First, change the administrative user password, by opening the web browser and the URL: https://grafana.ahelpme.com and enter the username: admin and password: admin
The following screenshots show the Grafana look and feel and barely scratches what it can do.
SCREENSHOT 1) The first login in Grafana with admin/admin.
SCREENSHOT 2) On first login with the default password change it to new one.
SCREENSHOT 3) The default home page of Grafana.
SCREENSHOT 4) Expand the main menu.
Multiple menus and sub-menus including Home, Search dashboards, Starred, Dashboards, Explore, Alerting, Configuration, Server admin, admin (the logged user) and Help.
SCREENSHOT 5) Select the Configuration menu and then Data sources to add the database back-end.
Grafana supports multiple back-ends, where the data is stored. Configure a data sources to tell Grafana how to access the data.
SCREENSHOT 6) To tell Grafana how to access the data use the data sources, which can access it.
SCREENSHOT 7) Select the InfluxDB line to add and configure an InfluxDB data source.
SCREENSHOT 8) Configure how Grafana can access the InfluxDB – URL, database name and authentication.

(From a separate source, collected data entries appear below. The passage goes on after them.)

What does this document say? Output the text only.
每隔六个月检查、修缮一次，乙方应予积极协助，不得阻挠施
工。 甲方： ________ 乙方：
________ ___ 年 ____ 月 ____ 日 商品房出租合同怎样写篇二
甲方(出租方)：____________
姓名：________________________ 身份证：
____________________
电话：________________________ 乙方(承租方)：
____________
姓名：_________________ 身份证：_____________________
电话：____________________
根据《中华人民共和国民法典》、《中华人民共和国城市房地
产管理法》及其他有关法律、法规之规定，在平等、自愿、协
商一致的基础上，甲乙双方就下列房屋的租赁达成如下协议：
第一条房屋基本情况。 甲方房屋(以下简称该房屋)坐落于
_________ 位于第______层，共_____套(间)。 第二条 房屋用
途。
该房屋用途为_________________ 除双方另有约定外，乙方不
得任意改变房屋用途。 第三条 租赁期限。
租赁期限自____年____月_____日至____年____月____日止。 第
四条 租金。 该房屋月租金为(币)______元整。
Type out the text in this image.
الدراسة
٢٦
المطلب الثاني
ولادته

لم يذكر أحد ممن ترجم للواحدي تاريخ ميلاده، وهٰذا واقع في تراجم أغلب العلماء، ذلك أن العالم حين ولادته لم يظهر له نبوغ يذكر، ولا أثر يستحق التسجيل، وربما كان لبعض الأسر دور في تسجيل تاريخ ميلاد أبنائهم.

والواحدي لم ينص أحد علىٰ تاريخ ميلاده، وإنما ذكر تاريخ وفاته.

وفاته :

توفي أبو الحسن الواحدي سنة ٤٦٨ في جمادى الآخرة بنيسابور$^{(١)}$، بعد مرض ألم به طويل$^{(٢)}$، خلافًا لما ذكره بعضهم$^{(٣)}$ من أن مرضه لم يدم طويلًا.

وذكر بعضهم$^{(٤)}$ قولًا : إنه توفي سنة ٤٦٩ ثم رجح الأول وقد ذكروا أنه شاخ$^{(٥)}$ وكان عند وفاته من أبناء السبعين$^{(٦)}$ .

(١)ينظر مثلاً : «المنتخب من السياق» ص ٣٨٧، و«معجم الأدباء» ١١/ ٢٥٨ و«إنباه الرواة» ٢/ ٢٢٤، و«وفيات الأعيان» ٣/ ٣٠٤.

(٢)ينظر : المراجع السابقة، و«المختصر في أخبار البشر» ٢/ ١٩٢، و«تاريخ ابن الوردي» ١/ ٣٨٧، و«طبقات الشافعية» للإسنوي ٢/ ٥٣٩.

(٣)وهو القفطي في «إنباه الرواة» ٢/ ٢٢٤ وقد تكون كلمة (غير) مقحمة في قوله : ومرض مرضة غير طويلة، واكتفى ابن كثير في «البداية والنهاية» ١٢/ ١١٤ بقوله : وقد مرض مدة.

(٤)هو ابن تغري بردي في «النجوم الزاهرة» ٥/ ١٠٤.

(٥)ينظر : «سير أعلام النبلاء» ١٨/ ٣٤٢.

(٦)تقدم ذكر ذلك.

Set the name of the source to be “collectd“, URL: http://127.0.0.1:8086 (this is the default local URL, if it is remote add the IP of the remote InfluxDB server), and enable the “Basic auth” for basic authentication. Scroll down the page.
SCREENSHOT 9) Configure the username, password, and database name to access the InfluxDB server.
Fill both sections with the same username and password set during the installation phase above. For database, name fill in “collectd” and change the HTTP Method to “POST“. Finally, click on the button “Save & test” to save the new Data source and test the connection to the database back-end.
SCREENSHOT 10) If the connection to the database is working a green note will be shown above the buttons.
The connection is working and a green note is shown – “datasource is working. 7 measurements found.”